In Spalte 5, Zeile 37 bis 44, der Patentschrift ist angegeben, dass das abgetrennte Folienstück in Richtung des Laserstrahls beschleunigt wird, unmittelbar nachdem die Schnittlinie zu einem geschlossenen Kreis vervollständigt ist. Es gehört zum Fachwissen des Fachmanns, dass die Schnittkanten auf Grund von Adhäsionskräften zunächst noch aneinander haften, so dass die Folie nicht nach unten fallen kann, bevor die Beschleunigung durch den Lichtdruck des Lasers einsetzt. Auch die Wahl der für den Transportprozess geeigneten Laserparameter liegt im Bereich des fachmännischen Könnens und wird überdies im Ausführungsbeispiel der Streitpatentschrift erläutert. Der Fachmann ist daher in der Lage, den laserinduzierten Transportprozess auszuführen.

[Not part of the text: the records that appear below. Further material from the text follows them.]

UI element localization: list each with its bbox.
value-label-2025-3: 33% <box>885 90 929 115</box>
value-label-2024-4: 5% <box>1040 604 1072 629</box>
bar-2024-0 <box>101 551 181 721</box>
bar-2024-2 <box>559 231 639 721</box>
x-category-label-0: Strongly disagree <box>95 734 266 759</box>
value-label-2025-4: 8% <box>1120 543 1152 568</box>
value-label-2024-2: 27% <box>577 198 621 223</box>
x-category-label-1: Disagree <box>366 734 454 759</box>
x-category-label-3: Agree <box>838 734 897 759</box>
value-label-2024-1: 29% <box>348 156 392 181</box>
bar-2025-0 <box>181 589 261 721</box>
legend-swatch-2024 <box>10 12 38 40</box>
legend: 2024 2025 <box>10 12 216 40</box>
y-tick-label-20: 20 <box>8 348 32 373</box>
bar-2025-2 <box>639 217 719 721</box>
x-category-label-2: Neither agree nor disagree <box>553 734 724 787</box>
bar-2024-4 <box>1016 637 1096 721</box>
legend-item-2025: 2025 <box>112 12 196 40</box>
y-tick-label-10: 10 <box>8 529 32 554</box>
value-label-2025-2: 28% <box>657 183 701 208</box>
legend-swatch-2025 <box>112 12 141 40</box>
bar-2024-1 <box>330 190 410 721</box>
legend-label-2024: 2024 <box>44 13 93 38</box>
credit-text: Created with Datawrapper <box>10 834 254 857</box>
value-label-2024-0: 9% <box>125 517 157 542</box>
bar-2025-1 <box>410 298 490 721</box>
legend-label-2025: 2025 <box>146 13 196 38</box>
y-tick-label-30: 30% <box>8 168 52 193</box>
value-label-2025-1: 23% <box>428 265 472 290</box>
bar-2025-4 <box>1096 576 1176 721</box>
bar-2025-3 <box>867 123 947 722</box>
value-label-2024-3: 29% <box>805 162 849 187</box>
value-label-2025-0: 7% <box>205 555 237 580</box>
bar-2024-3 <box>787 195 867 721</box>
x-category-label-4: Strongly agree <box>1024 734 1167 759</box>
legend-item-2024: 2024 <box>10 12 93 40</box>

5. Neuheit Der zweifelsfrei gewerblich anwendbare Gegenstand des Patentanspruches 1 gemäß Hauptantrag ist neu, denn keine der Druckschriften zeigt alle seine Merkmale, wie sich aus den vorstehenden Ausführungen zum Stand der Technik ergibt.
6. Erfinderische Tätigkeit Der Gegenstand des Patentanspruches 1 gemäß Hauptantrag beruht auf einer erfinderischen Tätigkeit.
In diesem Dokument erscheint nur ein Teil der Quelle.